Los años pasaban, y él no llegaba nunca. Pero seguía esperándole, clavada en aquella colina, mirando fijamente el horizonte, viendo pasar amaneceres y atardeceres, noches estrelladas y días nublados. Viendo como su vida pasaba frente a ella, esperando al hombre al que ella amaba. Nunca perdió la esperanza de volverle a ver; ella aguardaba impasible.
Cierto día de invierno, aquel hombre por el que suspiraba llegó de nuevo a la ciudad. Ilusionada, bajó corriendo hacia su casa a cambiarse de ropa y a prepararse para verle.
Sus amigos y gente cercana a él estaban en el centro de la plaza más grande del municipio, recibiéndole. Liselotte se abrió paso entre la multitud hasta ver a su hombre. Pero se llevó una sorpresa un tanto desagradable... Eric estaba en compañía de otra chica.
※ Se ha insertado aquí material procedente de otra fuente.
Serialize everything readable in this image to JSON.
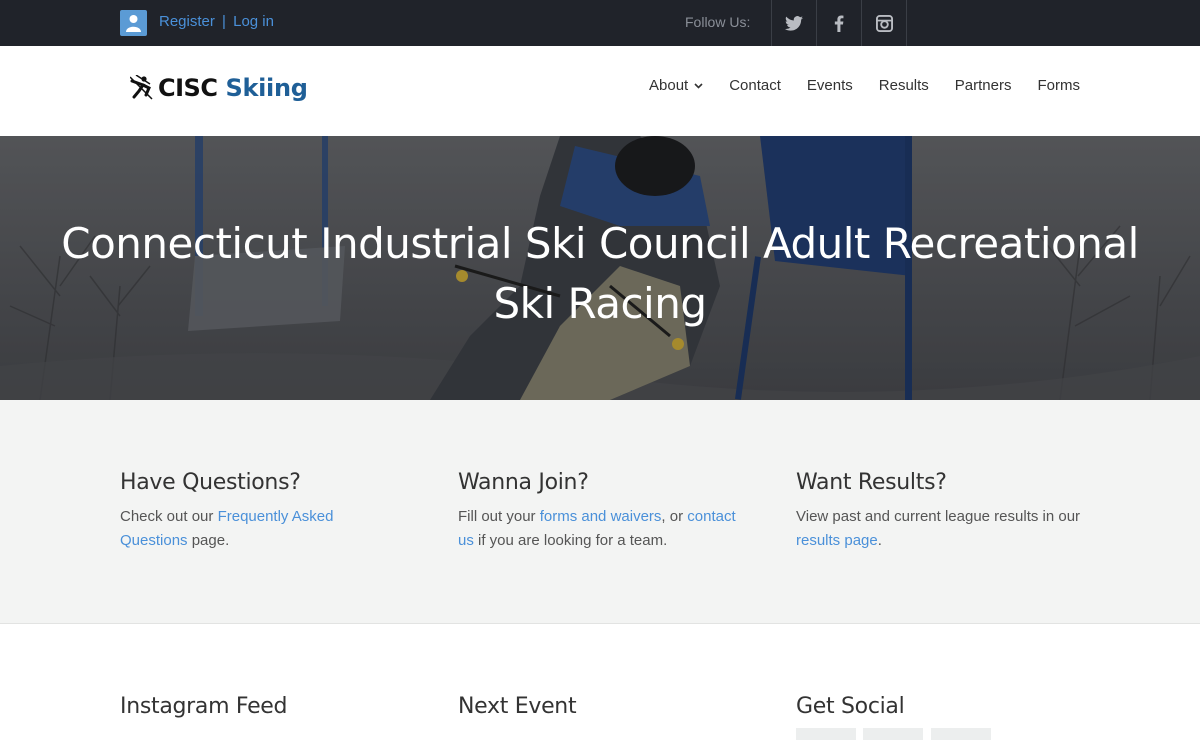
{
  "topbar": {
    "register_label": "Register",
    "separator": "|",
    "login_label": "Log in",
    "follow_label": "Follow Us:",
    "social_icons": [
      "twitter-icon",
      "facebook-icon",
      "instagram-icon"
    ]
  },
  "header": {
    "logo_text_main": "CISC",
    "logo_text_accent": "Skiing",
    "nav": [
      {
        "label": "About",
        "has_dropdown": true
      },
      {
        "label": "Contact"
      },
      {
        "label": "Events"
      },
      {
        "label": "Results"
      },
      {
        "label": "Partners"
      },
      {
        "label": "Forms"
      }
    ]
  },
  "hero": {
    "title_line1": "Connecticut Industrial Ski Council Adult Recreational",
    "title_line2": "Ski Racing"
  },
  "info": {
    "questions": {
      "heading": "Have Questions?",
      "text_before": "Check out our ",
      "link": "Frequently Asked Questions",
      "text_after": " page."
    },
    "join": {
      "heading": "Wanna Join?",
      "text_before": "Fill out your ",
      "link1": "forms and waivers",
      "text_mid": ", or ",
      "link2": "contact us",
      "text_after": " if you are looking for a team."
    },
    "results": {
      "heading": "Want Results?",
      "text_before": "View past and current league results in our ",
      "link": "results page",
      "text_after": "."
    }
  },
  "lower": {
    "instagram_heading": "Instagram Feed",
    "event_heading": "Next Event",
    "social_heading": "Get Social"
  },
  "colors": {
    "topbar": "#20232a",
    "link": "#4a90d9",
    "logo_accent": "#1f5f97",
    "info_bg": "#f3f4f3"
  }
}
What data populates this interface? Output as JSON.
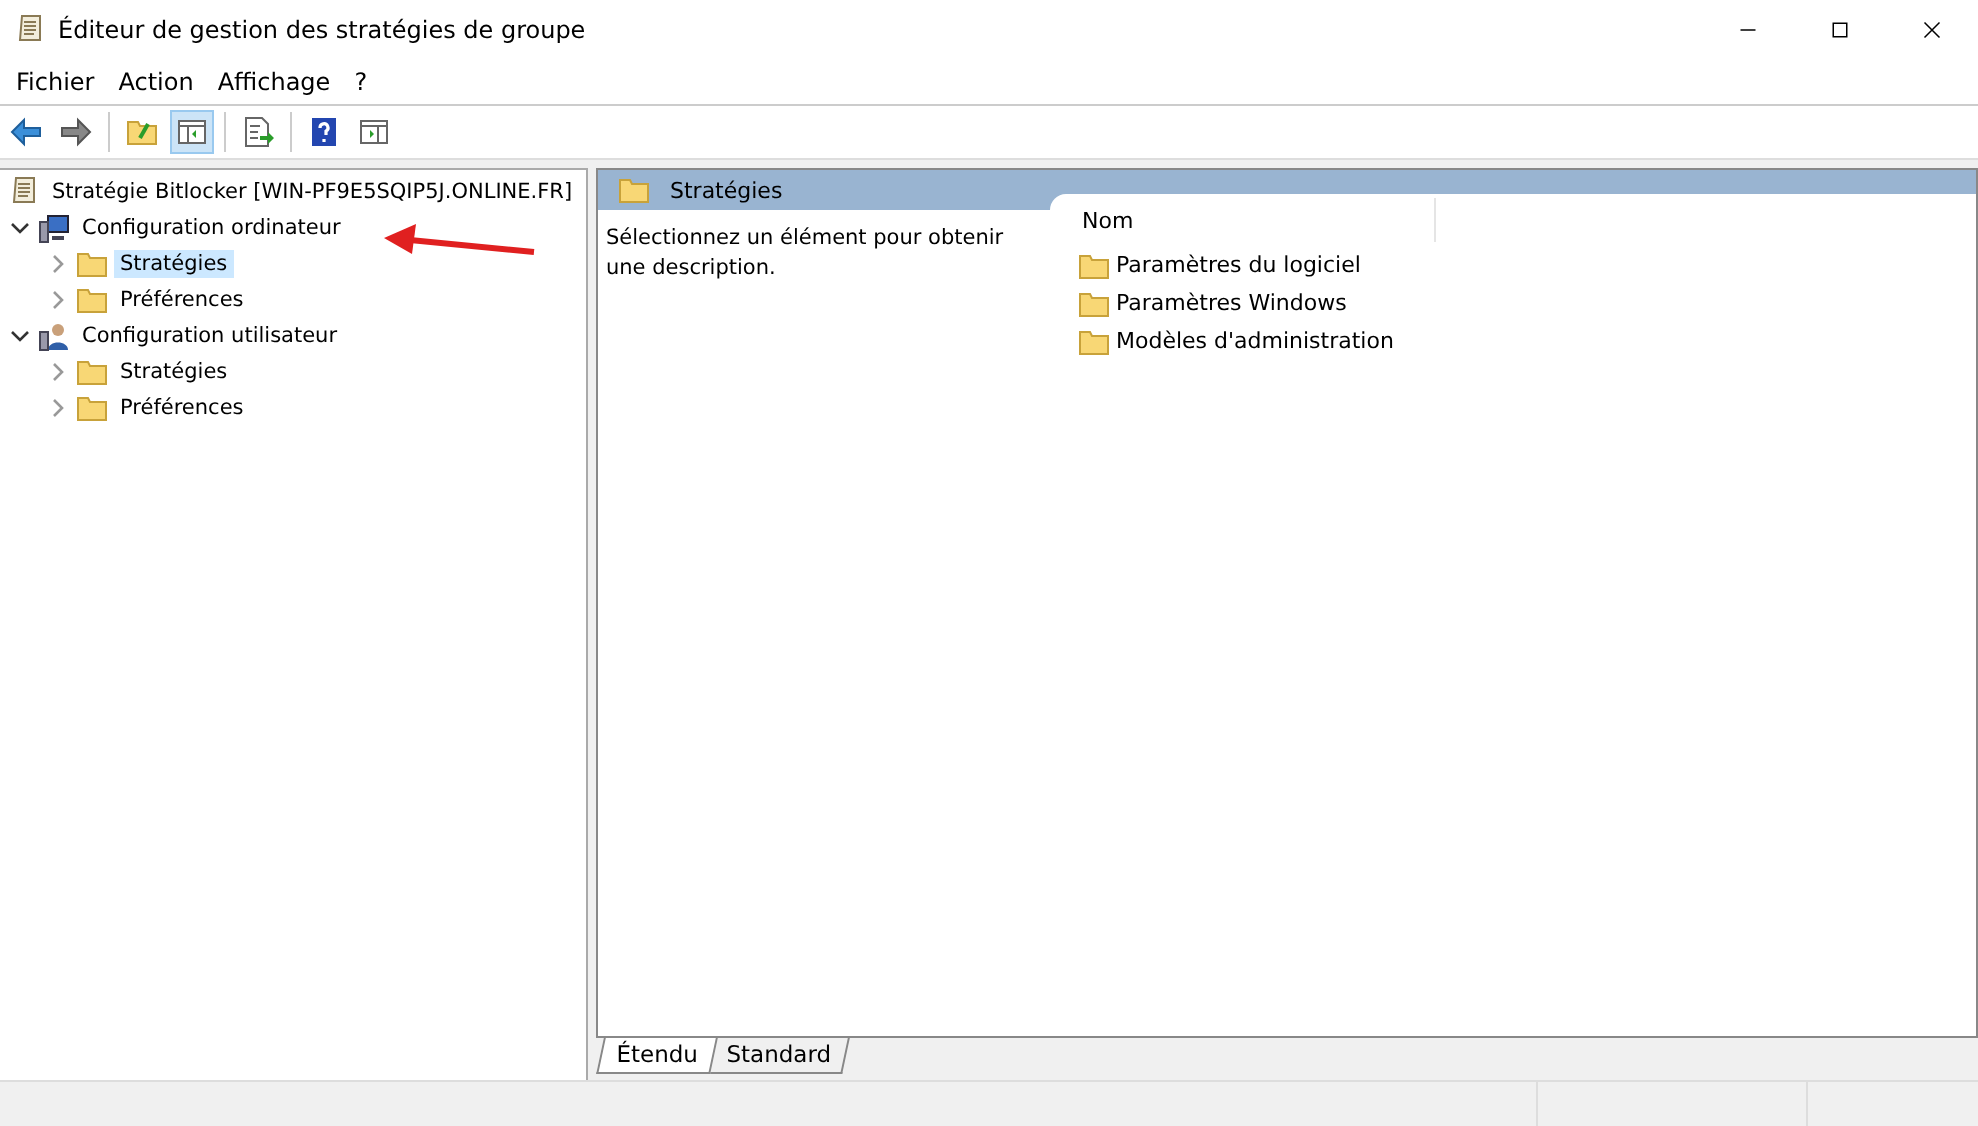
{
  "window": {
    "title": "Éditeur de gestion des stratégies de groupe"
  },
  "menu": [
    "Fichier",
    "Action",
    "Affichage",
    "?"
  ],
  "toolbar": [
    {
      "kind": "back",
      "on": false
    },
    {
      "kind": "forward",
      "on": false
    },
    {
      "kind": "sep"
    },
    {
      "kind": "up",
      "on": false
    },
    {
      "kind": "tree",
      "on": true
    },
    {
      "kind": "sep"
    },
    {
      "kind": "export",
      "on": false
    },
    {
      "kind": "sep"
    },
    {
      "kind": "help",
      "on": false
    },
    {
      "kind": "pane",
      "on": false
    }
  ],
  "tree": {
    "label": "Stratégie Bitlocker [WIN-PF9E5SQIP5J.ONLINE.FR]",
    "children": [
      {
        "label": "Configuration ordinateur",
        "kind": "computer",
        "expanded": true,
        "children": [
          {
            "label": "Stratégies",
            "kind": "folder",
            "expanded": false,
            "selected": true
          },
          {
            "label": "Préférences",
            "kind": "folder",
            "expanded": false,
            "selected": false
          }
        ]
      },
      {
        "label": "Configuration utilisateur",
        "kind": "user",
        "expanded": true,
        "children": [
          {
            "label": "Stratégies",
            "kind": "folder",
            "expanded": false,
            "selected": false
          },
          {
            "label": "Préférences",
            "kind": "folder",
            "expanded": false,
            "selected": false
          }
        ]
      }
    ]
  },
  "content": {
    "header": "Stratégies",
    "description": "Sélectionnez un élément pour obtenir une description.",
    "columns": [
      "Nom"
    ],
    "items": [
      "Paramètres du logiciel",
      "Paramètres Windows",
      "Modèles d'administration"
    ]
  },
  "tabs": [
    {
      "label": "Étendu",
      "selected": true
    },
    {
      "label": "Standard",
      "selected": false
    }
  ]
}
Y entonces les vio besarse, y Liselotte... Dejó de pensar racionalmente.
Esa misma noche, llegó a la casa de Eric para tomar venganza por haberla destrozado. La había destruido tanto como por dentro como por fuera: había perdido ese rostro juvenil y bello que la caracterizaba; su hermoso pelo rojizo había dado paso a un apagado cobrizo; sus ojos habían perdido ese brillo tan característico; su alma eran ruinas.